Dieser Aussage wird wohl kein Demokrat widersprechen können, es bleiben aber Fragen, wo konkret diese Grenze überschritten wird, wer solche Grenzverletzungen feststellt (die Medien, gar der Bundespräsident selbst oder doch nicht eher die Bürger im praktischen Vollzug des politischen Diskurses?) und wie schließlich mit jenen gesellschaftlich umgegangen wird, die diese Grenze überschreiten (ausschließen oder weiter argumentieren?). Steinmeier hat erklärt, die Bundesversammlung spiegele die Vielfalt der Demokratie wider.

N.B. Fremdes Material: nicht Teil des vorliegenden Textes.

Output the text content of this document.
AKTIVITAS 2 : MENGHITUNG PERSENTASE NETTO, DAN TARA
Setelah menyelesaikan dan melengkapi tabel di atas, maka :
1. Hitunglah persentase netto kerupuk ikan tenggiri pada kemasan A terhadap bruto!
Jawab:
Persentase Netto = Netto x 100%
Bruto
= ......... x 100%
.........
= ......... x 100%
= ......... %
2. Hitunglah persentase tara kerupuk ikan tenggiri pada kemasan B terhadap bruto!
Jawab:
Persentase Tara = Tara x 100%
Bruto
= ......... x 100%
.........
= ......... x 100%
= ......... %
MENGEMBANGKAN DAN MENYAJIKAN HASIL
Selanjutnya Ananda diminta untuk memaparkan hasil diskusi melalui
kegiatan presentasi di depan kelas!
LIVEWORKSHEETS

Zu dieser Versammlung zählen auch die Delegierten der AfD. Rote Linien kann man vielleicht zu den Protagonisten dieser sich immer weiter radikalisierenden Partei ziehen, aber auch zu ihren Wählern? Steinmeier hat den Streit als Lebenselixier der Demokratie beschworen, nun steht er in der Bringschuld. Wie soll dieser Streit aussehen, damit er für die Demokratie fruchtbar wird? Darauf wird er in den nächsten fünf Jahren nicht nur in Reden antworten können, er muss praktische Beispiele geben.

Appell an Putin

Schließlich hat Steinmeier, der ehemalige Bundesaußenminister, gleich zu Beginn seiner Rede klar Russland als Aggressor im Konflikt mit der Ukraine benannt: „Ich appelliere an Präsident Putin: Lösen Sie die Schlinge um den Hals der Ukraine! Und suchen Sie mit uns einen Weg, der Frieden in Europa bewahrt!“ So deutlich hat das der Bundeskanzler bisher noch nicht gesagt. Die nächsten Jahre werden zeigen, ob der Bundespräsident bei seinen klaren Worten bleibt.